Thanks to a revealing review of the state of wheat milling in India by David McKee that appeared in the March issue of Milling & Baking News’ sister publication World Grain, it is possible to grasp how striking these differences are. According to this well-traveled industry analyst, the commercial milling sector in India grinds 15 million to 18 million tonnes of wheat per year to make flour for bread and biscuits similar to what is turned out in most western nations. That is only a little more than half the total of grains ground into food by U.S. flour and corn mills, estimated at 31 million to 32 million tonnes. The grind by India’s commercial mills, made up of more than a thousand companies, is hardly a fifth of the 100 million tonnes of wheat and coarse grains consumed for food in 2011-12. India’s food use exceeds China’s 95.5 million by a small margin. It was in 2010-11 that India first surpassed its Asian neighbor to become the world’s largest consumer of grains for food. India’s no-meat diet plays a huge role as does its population of 1.2 billion.


Watching rapid growth of grain production in India makes an observer wonder how the
domestic food processing industry kept pace. What Mr. McKee points to is the expansion in western-style commercial milling, with new roller mills being installed across the country. This is matched by an equal, if not more amazing, expansion of commercial mills that produce stone-ground atta flour as well as chakkis, the small stone mills powered by either electric or diesel-powered engines.

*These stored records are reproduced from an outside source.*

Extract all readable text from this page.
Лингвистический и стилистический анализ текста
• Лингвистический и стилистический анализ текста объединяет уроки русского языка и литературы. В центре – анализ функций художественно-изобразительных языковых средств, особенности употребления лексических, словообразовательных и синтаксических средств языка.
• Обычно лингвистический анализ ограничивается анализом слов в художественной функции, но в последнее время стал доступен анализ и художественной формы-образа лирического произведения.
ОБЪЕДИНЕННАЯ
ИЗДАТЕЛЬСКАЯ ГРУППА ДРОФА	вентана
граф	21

He estimates that 40 million to 45 million tonnes of stone-ground atta flour are produced annually by the ubiquitous chakkis.

It’s difficult to imagine a wheat grinding system more different from that of most of the rest of the world than India’s. Most Indian family homes maintain a stock of wheat from which the homemaker periodically withdraws 10 to 15 kilograms to take to a nearby chakki for grinding into atta for making chapatis and nan at home. Chapati is a flat unleavened bread baked on a griddle, and nan is a leavened flat bread. Whole grain, stone-ground atta is preferred, and the evolution of the Indian economy has resulted in commercial mills seeking to replicate the chakki-made product.

Bread in India apparently faces little of the competition in the diet that is evident in western nations. According to Mr. McKee, the market for regular commercial wheat flour expands at 7% to 8% annually, compared with population growth shy of 2%. This means the need to build 20 to 30 new mills each year, with plants grinding as much as 300 tonnes daily, which would be a smaller mill in Europe or the United States. Such growth would normally relate to a prosperous milling industry, but that doesn’t seem to be the case, mainly due to corruption in wheat distribution as well as highly disturbing government interference with the wheat market. It does not seem unrealistic to believe that such a dynamic and exciting market would eventually make for one of the world’s most successful milling industries.